How ADA Title II Will Affect PDFs and Digital Documents
ArticleMarch 20, 2026
ArticleMarch 20, 2026
About Vijayshree Vethantham, Continual Engine
Under the updated ADA Title II web accessibility rule, state and local governments must ensure that their digital content — including PDFs and electronic documents — complies with WCAG 2.1 Level AA standards. This significantly impacts how public entities create, publish, and manage documents online.
1. PDFs Must Be Fully Accessible
Government PDFs can no longer be simple scanned images or visually formatted files. They must:
- Be properly tagged for screen readers
- Include alternative text (alt text) for images
- Have correct reading order and heading structure
- Use accessible tables and form fields
- Support keyboard navigation
If a blind user cannot navigate a PDF using assistive technology, it does not meet compliance standards.

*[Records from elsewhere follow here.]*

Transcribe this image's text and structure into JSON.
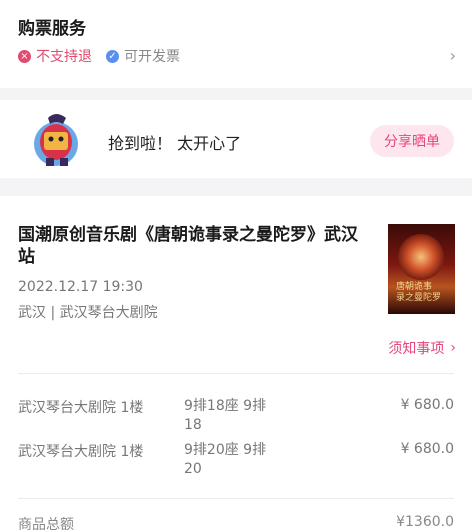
{
  "service": {
    "title": "购票服务",
    "no_refund": {
      "icon": "x-circle-icon",
      "label": "不支持退"
    },
    "invoice": {
      "icon": "check-circle-icon",
      "label": "可开发票"
    }
  },
  "share": {
    "message": "抢到啦！ 太开心了",
    "button": "分享晒单"
  },
  "order": {
    "title": "国潮原创音乐剧《唐朝诡事录之曼陀罗》武汉站",
    "datetime": "2022.12.17 19:30",
    "venue": "武汉 | 武汉琴台大剧院",
    "poster_text": "唐朝诡事录之曼陀罗",
    "notice": "须知事项",
    "tickets": [
      {
        "venue": "武汉琴台大剧院 1楼",
        "seat": "9排18座 9排18",
        "price": "¥ 680.0"
      },
      {
        "venue": "武汉琴台大剧院 1楼",
        "seat": "9排20座 9排20",
        "price": "¥ 680.0"
      }
    ],
    "total_label": "商品总额",
    "total_value": "¥1360.0"
  },
  "colors": {
    "accent": "#e8467a",
    "accent_bg": "#fde6ee",
    "invoice_blue": "#5a8ff0"
  }
}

2. Scanned Documents Are No Longer Acceptable
Image-based PDFs (such as scanned notices, reports, or forms) must undergo OCR (Optical Character Recognition) and accessibility remediation to ensure text can be read by screen readers.
3. New Documents Must Be Accessible by Default
All newly published PDFs, Word documents, PowerPoints, and spreadsheets must meet accessibility standards from the start. Accessibility can no longer be treated as an afterthought.
4. Older Documents May Be Exempt (With Limits)
Preexisting documents published before the compliance deadline may qualify for limited exceptions. However, if they are updated or actively used, they must be made accessible.
5. Increased Legal and Operational Risk
Non-accessible documents can lead to:
- DoJ investigations
- Legal complaints
- Mandatory remediation costs
- Reputational damage
Bottom Line
ADA Title II shifts document accessibility from “best practice” to legal requirement. Public entities must now treat PDFs and digital documents as part of their formal compliance strategy — not just their websites.